Ertuğrul Garipardıç

Site Reliability Engineer (SRE) | DevOps | Kubernetes | Linux | Production Operations

Istanbul, Türkiye

About

Site Reliability Engineer (SRE) with hands-on experience in production operations, Kubernetes, Linux administration, observability platforms, and incident management. Experienced in monitoring production environments, troubleshooting complex infrastructure issues, and supporting high-availability systems. Skilled in automation using Python and Bash, with a strong focus on system reliability, operational excellence, and continuous improvement. Technical Skills Monitoring: Grafana, Zabbix, Prometheus, Graylog, ELK Stack Databases: Oracle, PostgreSQL, MongoDB, Cassandra, MySQL Operating Systems: Linux (Ubuntu/CentOS) & Windows Server Cloud Platforms: AWS (EC2, IAM, CloudWatch), Azure Fundamentals Containers & Orchestration: Docker, Kubernetes, OpenShift CI/CD & Automation: Python, Bash / Shell Scripting, Jenkins Infrastructure as Code (IaC): Basic Terraform, Basic Ansible Core Competencies: Incident Management, Root Cause Analysis (RCA), ITIL Processes

Experience

  • Site Reliability Engineer (SRE) at Bilyoner
    Sep 2024 - Present · 1 yr 10 mos

    Monitoring & Alert Management: Monitored 100+ production services using Grafana, Prometheus, Zabbix, Graylog, and ELK Stack. Built and maintained dashboards and optimized alert thresholds to improve detection efficiency and reduce alert noise. Ticket Management: Handled daily operational support via internal ticketing systems, resolving ~15–20 production tickets per day while meeting SLA requirements. Incident & ITIL Operations: Resolved L2/L3 production incidents in 24/7 environments within SLA/SLO targets. Participated in Incident, Problem, and Change Management processes and contributed to RCA efforts to improve system reliability and reduce recurring issues. Database Operations: Supported Oracle, PostgreSQL, MongoDB, and Cassandra environments, handling troubleshooting related to connectivity, performance, and availability. Collaboration & Production Support: Worked closely with Development, QA, DevOps, and Infrastructure teams to improve reliability, deployment stability, and operational efficiency. Automation & Scripting: Automated routine tasks and health checks using Bash, Python, and CronJobs, reducing manual effort and improving operational consistency. Supported CI/CD workflows with DevOps teams. Kubernetes & Cloud Operations: Supported Kubernetes and OpenShift workloads, including pod troubleshooting, log analysis, and service health monitoring. Assisted in AWS production environments to ensure system availability. Linux & Infrastructure Operations: Managed Linux servers and virtual machines via SSH, performing service management, log analysis, process monitoring, and troubleshooting to ensure stability. Domain & Release Operations: Performed post-release validations and health checks to detect and mitigate issues. Supported multiple business domains, including finance and customer-facing services, during deployments and incidents.

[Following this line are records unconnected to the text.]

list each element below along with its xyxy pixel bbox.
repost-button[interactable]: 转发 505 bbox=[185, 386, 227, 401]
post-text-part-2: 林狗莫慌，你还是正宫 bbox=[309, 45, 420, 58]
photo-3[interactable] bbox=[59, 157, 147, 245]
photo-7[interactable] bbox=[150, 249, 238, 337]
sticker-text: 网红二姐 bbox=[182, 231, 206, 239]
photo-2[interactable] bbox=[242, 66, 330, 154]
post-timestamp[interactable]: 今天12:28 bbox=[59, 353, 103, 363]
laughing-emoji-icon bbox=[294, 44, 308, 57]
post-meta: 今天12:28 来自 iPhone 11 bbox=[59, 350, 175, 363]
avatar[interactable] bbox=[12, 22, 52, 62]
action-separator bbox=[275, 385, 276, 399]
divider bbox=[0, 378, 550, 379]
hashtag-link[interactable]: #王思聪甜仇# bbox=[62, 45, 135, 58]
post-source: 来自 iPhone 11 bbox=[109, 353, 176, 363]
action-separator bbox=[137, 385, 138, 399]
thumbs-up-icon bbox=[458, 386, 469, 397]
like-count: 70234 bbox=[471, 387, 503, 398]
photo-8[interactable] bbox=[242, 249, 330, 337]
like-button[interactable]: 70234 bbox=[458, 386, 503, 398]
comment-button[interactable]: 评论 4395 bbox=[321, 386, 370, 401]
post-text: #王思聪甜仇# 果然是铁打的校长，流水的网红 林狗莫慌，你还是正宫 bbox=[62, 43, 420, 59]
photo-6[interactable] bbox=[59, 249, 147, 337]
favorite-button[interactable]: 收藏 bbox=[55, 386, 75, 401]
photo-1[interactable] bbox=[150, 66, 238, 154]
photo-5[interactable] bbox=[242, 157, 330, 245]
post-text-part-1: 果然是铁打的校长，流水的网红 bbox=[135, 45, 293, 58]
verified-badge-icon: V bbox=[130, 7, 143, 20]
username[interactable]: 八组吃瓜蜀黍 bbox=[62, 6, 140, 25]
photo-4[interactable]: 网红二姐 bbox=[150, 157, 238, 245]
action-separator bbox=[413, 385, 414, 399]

  • Technical Customer Success Specialist at Digybite
    Jun 2023 - Jul 2024 · 1 yr 2 mos

    Technical Support: L1 technical and operational support was provided to B2B customers using SaaS-based e-commerce platforms. Customer-reported incidents and platform-related issues were analyzed and resolved to maintain operational continuity. Customer onboarding and operational readiness processes were supported through platform configuration and deployment coordination activities. Collaboration & Agile Operations: Issue tracking and operational coordination activities were maintained through Jira in collaboration with development and infrastructure teams. Agile Scrum processes including sprint planning and release cycles were actively followed. Deployment & CI/CD Operations: Application deployment and release activities were supported through Jenkins-based CI/CD pipelines. Deployment validations, release coordination, and operational checks were performed during production rollouts. Mobile Application Operations: Pre-release configuration and operational setup activities were performed for iOS and Android mobile applications prior to production deployments. UI/UX & Figma Operations: Mobile application interface designs and customer-specific UI configurations were prepared using Figma.